Muchos días sin escribir. Por problemas de conexión a la red que nunca faltan ni en los países más civilizados y por una leve angustia que me tenía trabadas las palabras. En Colombia se conoce como silencio administrativo, ese que poco tiene que ver con lo que expresamente contempla la ley, pero que usamos tan a menudo para excusar diplomáticamente la espera por una sentencia o una retaliación de tipo sentimental. Así somos los colombianos. Haciendo malabares con las palabras para hacer de la vida diaria una fiesta.
Mi silencio administrativo sin duda tuvo que ver con el internet, pero más con no saber que decir esperando saber sobre los progresos en la erradicación del cangrejo del nuestro Papá. En estas cuatro décadas de existencia que ya tengo es un hecho que me trabo, me aíslo, me silencio y descargo mis energías en las exigencias de la vida diaria y el trabajo para acabar con las horas de espera más rápidamente. Hoy sabemos que después de la última sesión fotográfica del cangrejo, el animal se está muriendo de hambre y no se ha reproducido. El alacrán azul de Cuba lo tiene encapsulado. El hechizo del “sutinib malate” (1) y la oración familiar de las seis y treinta de la tarde están funcionando.

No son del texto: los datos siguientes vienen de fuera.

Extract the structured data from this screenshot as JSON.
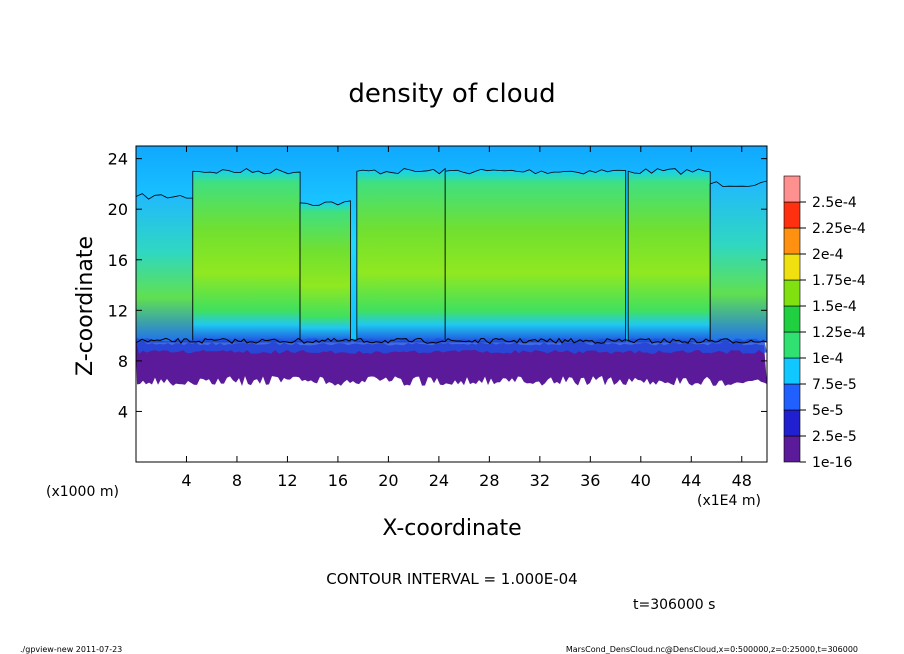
{
  "chart_data": {
    "type": "heatmap",
    "title": "density of cloud",
    "xlabel": "X-coordinate",
    "ylabel": "Z-coordinate",
    "x_unit_label": "(x1E4 m)",
    "y_unit_label": "(x1000 m)",
    "xlim": [
      0,
      50
    ],
    "ylim": [
      0,
      25
    ],
    "x_ticks": [
      4,
      8,
      12,
      16,
      20,
      24,
      28,
      32,
      36,
      40,
      44,
      48
    ],
    "y_ticks": [
      4,
      8,
      12,
      16,
      20,
      24
    ],
    "colorbar_labels": [
      "1e-16",
      "2.5e-5",
      "5e-5",
      "7.5e-5",
      "1e-4",
      "1.25e-4",
      "1.5e-4",
      "1.75e-4",
      "2e-4",
      "2.25e-4",
      "2.5e-4"
    ],
    "colorbar_colors": [
      "#5a1a9a",
      "#2020d0",
      "#2060ff",
      "#10c8ff",
      "#30e070",
      "#20d040",
      "#80e010",
      "#f0e010",
      "#ff9010",
      "#ff3010",
      "#ff9090"
    ],
    "contour_interval": "CONTOUR INTERVAL = 1.000E-04",
    "time_label": "t=306000 s",
    "footer_left": "./gpview-new  2011-07-23",
    "footer_right": "MarsCond_DensCloud.nc@DensCloud,x=0:500000,z=0:25000,t=306000",
    "cloud_base_z": 9.5,
    "cloud_bottom_purple_z": 6.8,
    "cloud_top_z": 23.0,
    "core_value_range": [
      0.0001,
      0.00016
    ],
    "cloud_columns": [
      {
        "x0": 0.0,
        "x1": 4.5,
        "top": 21.0,
        "kind": "edge"
      },
      {
        "x0": 4.5,
        "x1": 13.0,
        "top": 23.0,
        "kind": "core"
      },
      {
        "x0": 13.0,
        "x1": 17.0,
        "top": 20.5,
        "kind": "core"
      },
      {
        "x0": 17.5,
        "x1": 24.5,
        "top": 23.0,
        "kind": "core"
      },
      {
        "x0": 24.5,
        "x1": 38.8,
        "top": 23.0,
        "kind": "core"
      },
      {
        "x0": 39.0,
        "x1": 45.5,
        "top": 23.0,
        "kind": "core"
      },
      {
        "x0": 45.5,
        "x1": 50.0,
        "top": 22.0,
        "kind": "edge"
      }
    ]
  }
}
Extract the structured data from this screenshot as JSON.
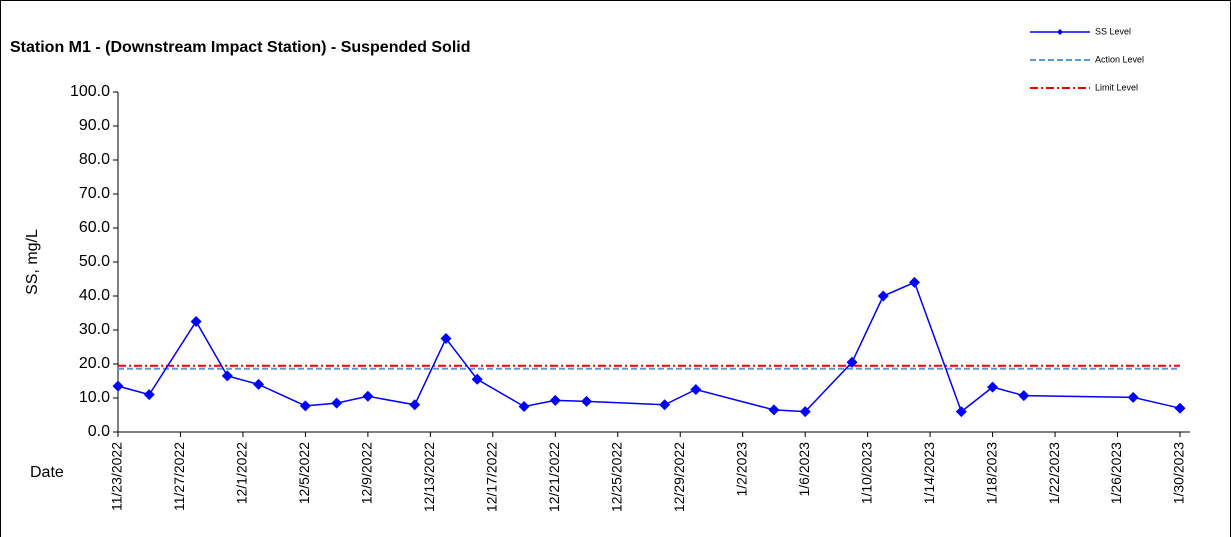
{
  "chart_data": {
    "type": "line",
    "title": "Station M1 - (Downstream Impact Station) - Suspended Solid",
    "y_label": "SS, mg/L",
    "x_label": "Date",
    "x": [
      "11/23/2022",
      "11/25/2022",
      "11/28/2022",
      "11/30/2022",
      "12/2/2022",
      "12/5/2022",
      "12/7/2022",
      "12/9/2022",
      "12/12/2022",
      "12/14/2022",
      "12/16/2022",
      "12/19/2022",
      "12/21/2022",
      "12/23/2022",
      "12/28/2022",
      "12/30/2022",
      "1/4/2023",
      "1/6/2023",
      "1/9/2023",
      "1/11/2023",
      "1/13/2023",
      "1/16/2023",
      "1/18/2023",
      "1/20/2023",
      "1/27/2023",
      "1/30/2023"
    ],
    "series": [
      {
        "name": "SS Level",
        "color": "#0000ff",
        "values": [
          13.5,
          11.0,
          32.5,
          16.5,
          14.0,
          7.7,
          8.5,
          10.5,
          8.0,
          27.5,
          15.5,
          7.5,
          9.3,
          9.0,
          8.0,
          12.5,
          6.5,
          6.0,
          20.5,
          40.0,
          44.0,
          6.0,
          13.2,
          10.7,
          10.2,
          7.0
        ]
      }
    ],
    "reference_lines": [
      {
        "name": "Action Level",
        "value": 18.6,
        "color": "#5b9bd5",
        "style": "dashed"
      },
      {
        "name": "Limit Level",
        "value": 19.5,
        "color": "#ff0000",
        "style": "dashdot"
      }
    ],
    "xlim": [
      "11/23/2022",
      "1/30/2023"
    ],
    "xticks": [
      "11/23/2022",
      "11/27/2022",
      "12/1/2022",
      "12/5/2022",
      "12/9/2022",
      "12/13/2022",
      "12/17/2022",
      "12/21/2022",
      "12/25/2022",
      "12/29/2022",
      "1/2/2023",
      "1/6/2023",
      "1/10/2023",
      "1/14/2023",
      "1/18/2023",
      "1/22/2023",
      "1/26/2023",
      "1/30/2023"
    ],
    "ylim": [
      0,
      100
    ],
    "yticks": [
      {
        "value": 0,
        "label": "0.0"
      },
      {
        "value": 10,
        "label": "10.0"
      },
      {
        "value": 20,
        "label": "20.0"
      },
      {
        "value": 30,
        "label": "30.0"
      },
      {
        "value": 40,
        "label": "40.0"
      },
      {
        "value": 50,
        "label": "50.0"
      },
      {
        "value": 60,
        "label": "60.0"
      },
      {
        "value": 70,
        "label": "70.0"
      },
      {
        "value": 80,
        "label": "80.0"
      },
      {
        "value": 90,
        "label": "90.0"
      },
      {
        "value": 100,
        "label": "100.0"
      }
    ],
    "legend": "top-right"
  }
}
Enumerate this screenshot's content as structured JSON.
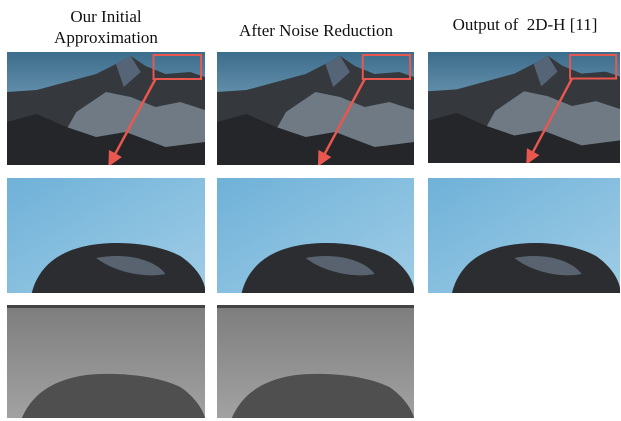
{
  "columns": [
    {
      "title_lines": [
        "Our Initial",
        "Approximation"
      ]
    },
    {
      "title_lines": [
        "After Noise Reduction"
      ]
    },
    {
      "title_lines": [
        "Output of  2D-H [11]"
      ]
    }
  ]
}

El pasado domingo en mi casa los relojes se adelantaron una hora como siempre al llegar la primavera. Nos cuesta un par de días acostumbrarnos a levantarnos sin la luz del sol y verla irse tarde por la noche. Los árboles florecidos nos tienen los ojos irritados, las vías respiratorias inflamadas y el cerebro congestionado. Aunque sucede cada año es un placer ver salir los distintos tipos de flores en el mismo orden cada vez como obedeciendo una apretada agenda celestial que dicta que se hace cada semana en la primavera. La temperatura ya nos hizo guardar los gorros, guantes, medias de lana y abrigos pesados. Los parques ya están llenos de niños y los caminos peatonales con gente en bicicleta, caminando, trotando. Como bien se dice nadie sabe lo que tiene hasta que lo pierde y en esto de disfrutar moderadamente el cambio de estaciones en Georgia es un goce extrañar el sol mientras se aleja en el invierno. Una estación se pierde cada cuatro meses pero con la garantía de que vuelve justo cuando más la estamos extrañando. Ojalá así fuera todo en la vida.
Mayaté en su nuevo hogar todavía recibe copos de nieve. Los vientos de Chicago prometen recordarles durante todo el año que su familia está más cerca al polo, a los lagos del norte y que eso tiene sus consecuencias. Pero entre viento y nieve ella ya está entrenando para su “Teretón pro- Chema”. Viste de naranja todos los viernes para crear conciencia sobre la existencia del cangrejo renal que atacó a mi Papá y ayuda a otras víctimas alrededor del mundo a erradicar el animal. Tiene ya una amiga en Inglaterra luchando contra el mismo cangrejo que se toma sus pastillas como Papá a las seis y treinta de la tarde con la esperanza de que nuestra fe la cobije y se mejore. Quiera Dios que así sea.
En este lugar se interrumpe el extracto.